返事をしたのは気難しそうな顔をした老人だ。

「この猫が!校庭にいたんですよ!」

「ほう、それで?」

「寮で飼っていいですか?」

「いいだろう。」

まさかの即答。

「ただし、女子寮で飼うとキャーキャーうるさくなりそうだな…よし、男子寮の関根くんの部屋を使うといい。」

「ありがとござます!」


「と言うわけでして。」

「学園長…俺の平和を乱して何が楽しい…」

この場にはいない学園長に憎悪を覚えながら雄は会話を続けた。

「その流れで鍵もらったんですよー!」

そう言って鍵を見せてくる。

「はぁ…」

雄がため息をつくとピンポーンとインターホンが鳴り響いた。

雄は玄関に行き、玄関の扉を開いた。

「こんちわー。夕食おばさんでーす。」

そう言って顔を出したのはレジ袋をぶら下げた三神。

「はっ!」

「甘い!」

雄は電光石火の早業で扉を閉めようとしたが、読まれていたのだろうか、三神は足を滑り込ませて扉の間に挟めた。

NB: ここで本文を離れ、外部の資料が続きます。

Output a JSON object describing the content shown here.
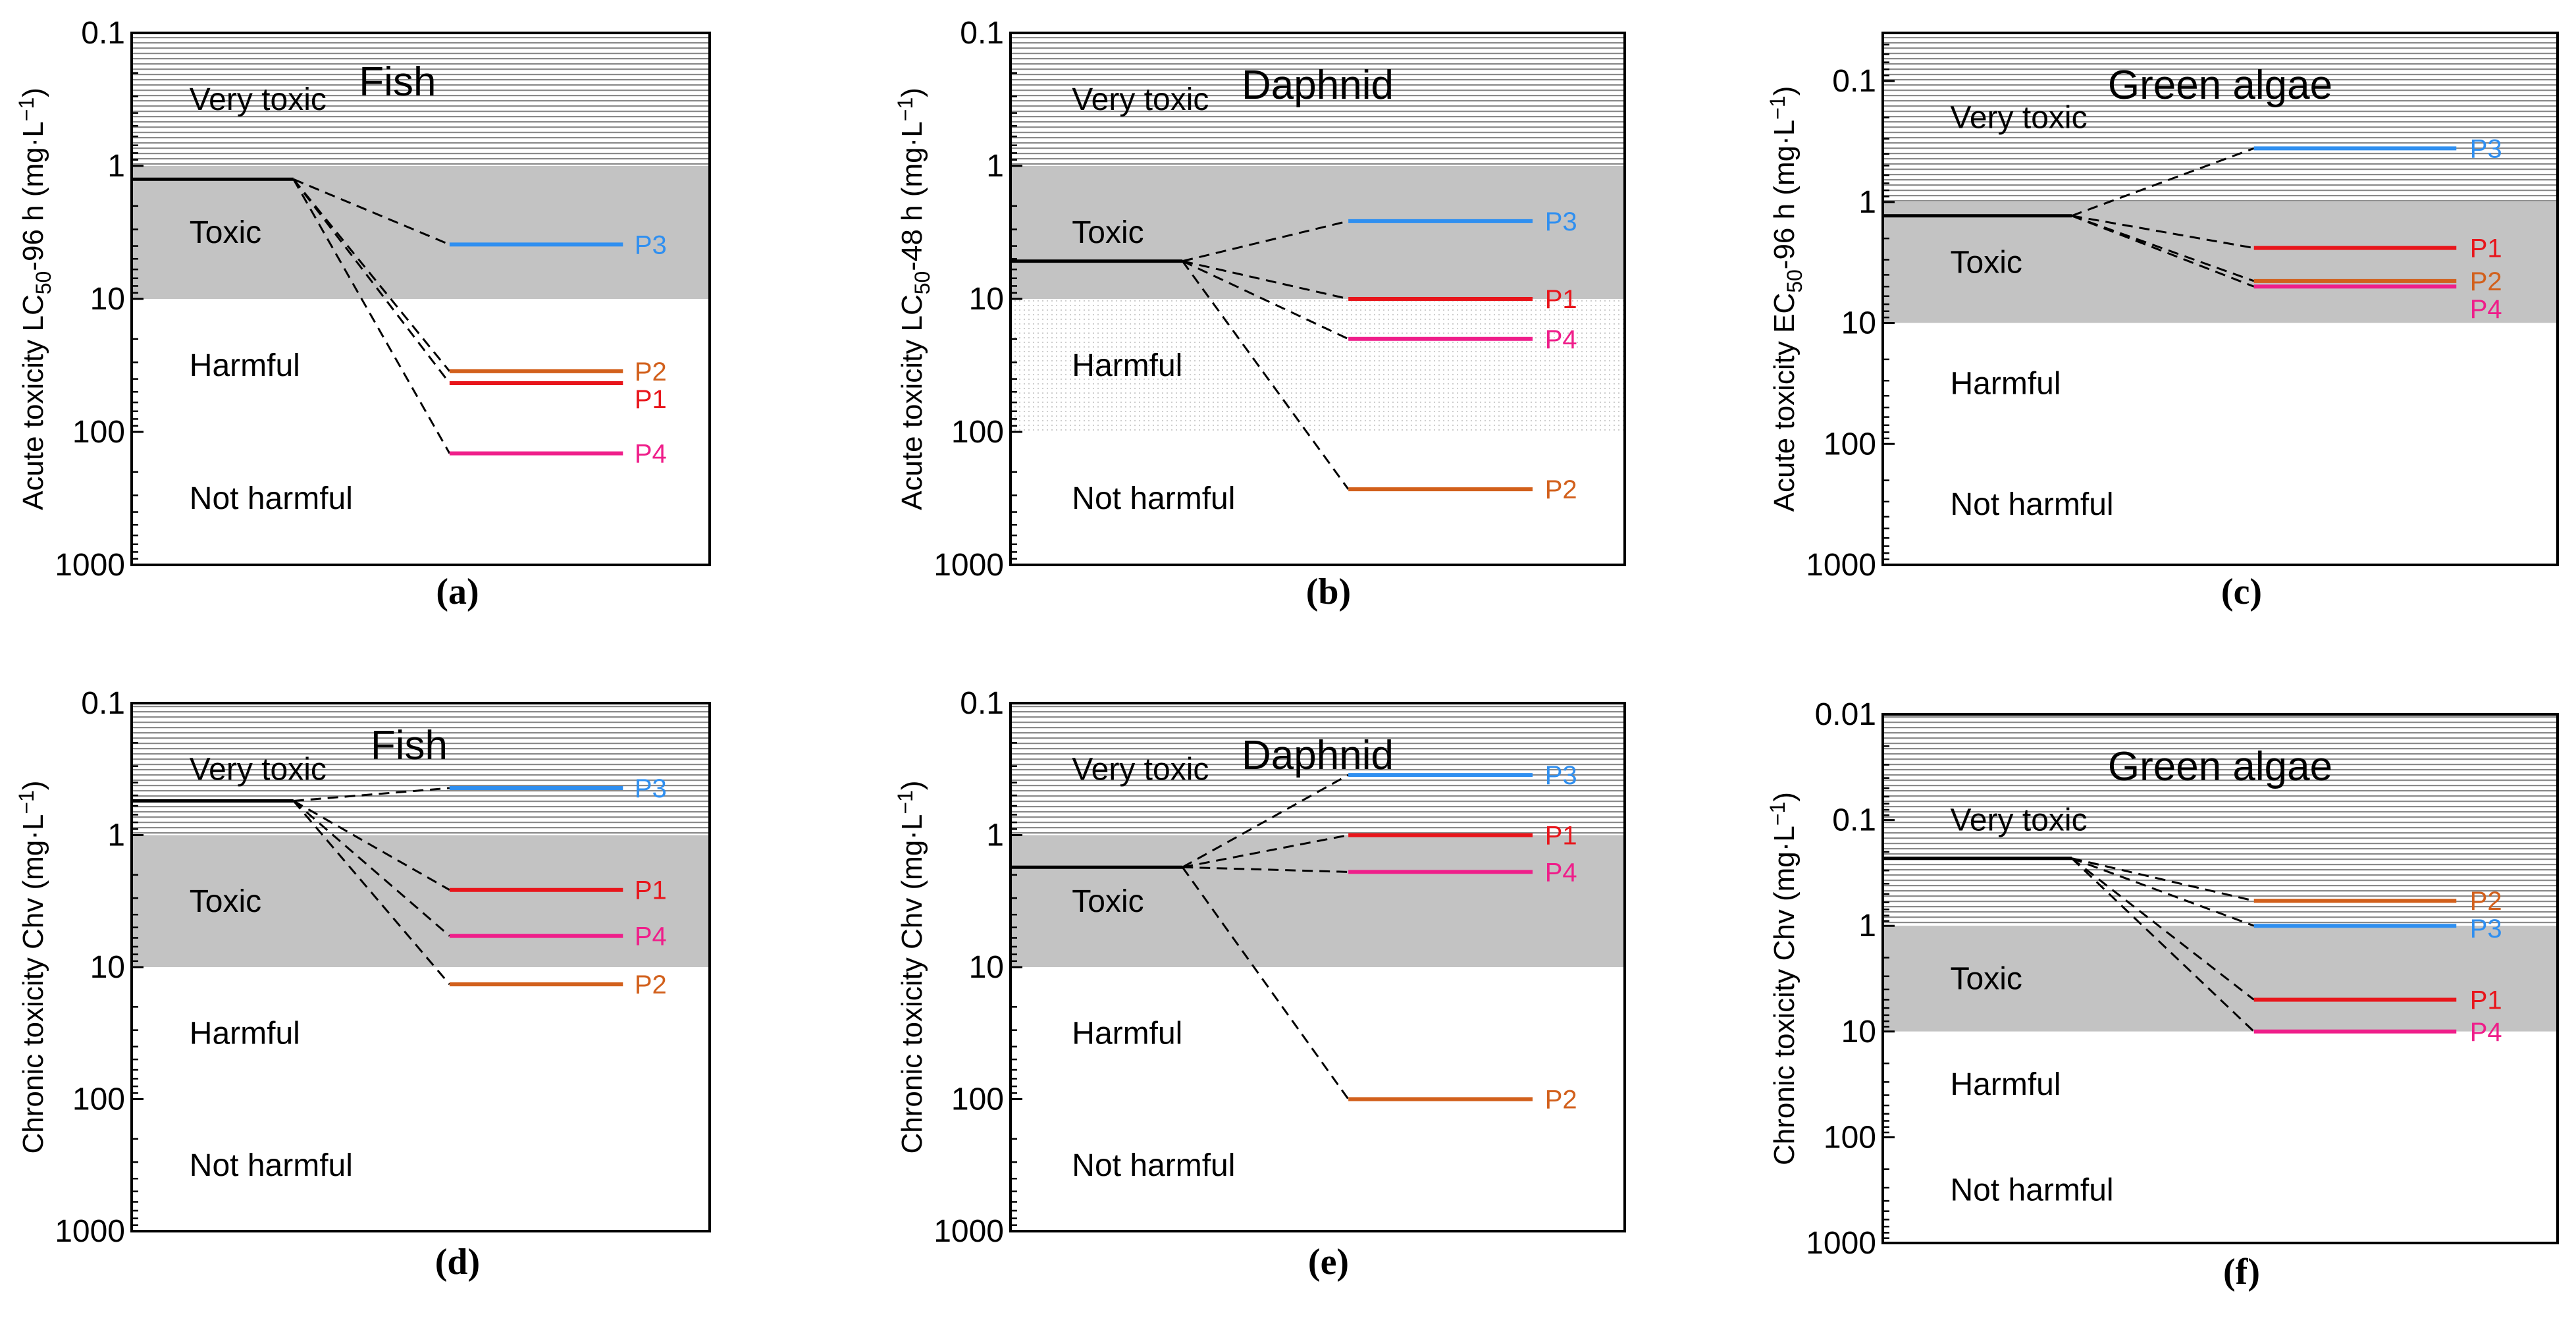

「ふふーん、甘いよ関根くーん?私、そう言うの予想出来ちゃうん…だ、よ…ねぇ?痛いよ?あはは…痛いってば、ねぇ?痛い!ちょっと!本気で痛い!」

雄は三神の話の最中で扉を引く手に力を込めた。

ミシミシと言う音と共に三神の靴が潰れていく。

「ね!ごめんてば!痛い痛い!許してぇ!」

「…はぁ。」

雄はため息をつき扉を引く手を離した。

「足がぁぁ、ぁ…」

三神は涙を浮かべながら足を擦る。

この後知ったのだが三神の足にあざができていたらしい。


「ふーん猫ねー…可愛いー!」

三神が猫に頬擦りする。

「てことで、この猫の名前決めましょー!」

夢宮が拳を突き上げ「おー!」と叫ぶ。

正直乗り気ではないがこれを決めれば去ってくれるとのことなのでやむなくやることにした。

「そうね…ミルク、なんてどう?」

「いいですねー!じゃあ私はシロなんてどうでしょう!」

「ねぇ関根くんどっちがいいと思う?」

三神が訪ねてくる。

ミルクとシロ、正直どちらでもいい。

そんなことより早く一人になりたい。

「どっちでもいいだろ。」

「なによぉ、気に入らないの?じゃ、関根くんも考えてよ。」

「そうですよ!」

あーめんどくさい。

とかいっても適当な名前を提案しても終わらないだろう。

白い猫…白…光…?

「ひかりなんてどうだ?」

「おー!」

「いいわね。しっくり来る。」

「じゃー、君は今日からひかりちゃんですよー!」

夢宮がひかりを撫でながら嬉しそうに言う。

実際は人名なのだ。

昔の知り合いに白髪でひかりという名前の人間がいたのでそこからとったんだが思いの他好評だったようだ。

でも雄の部屋で飼わなければいけない関係上雄が世話をすることになるのだろう。

嫌、というわけではないが一人と一匹になってしまうのが少し残念だった。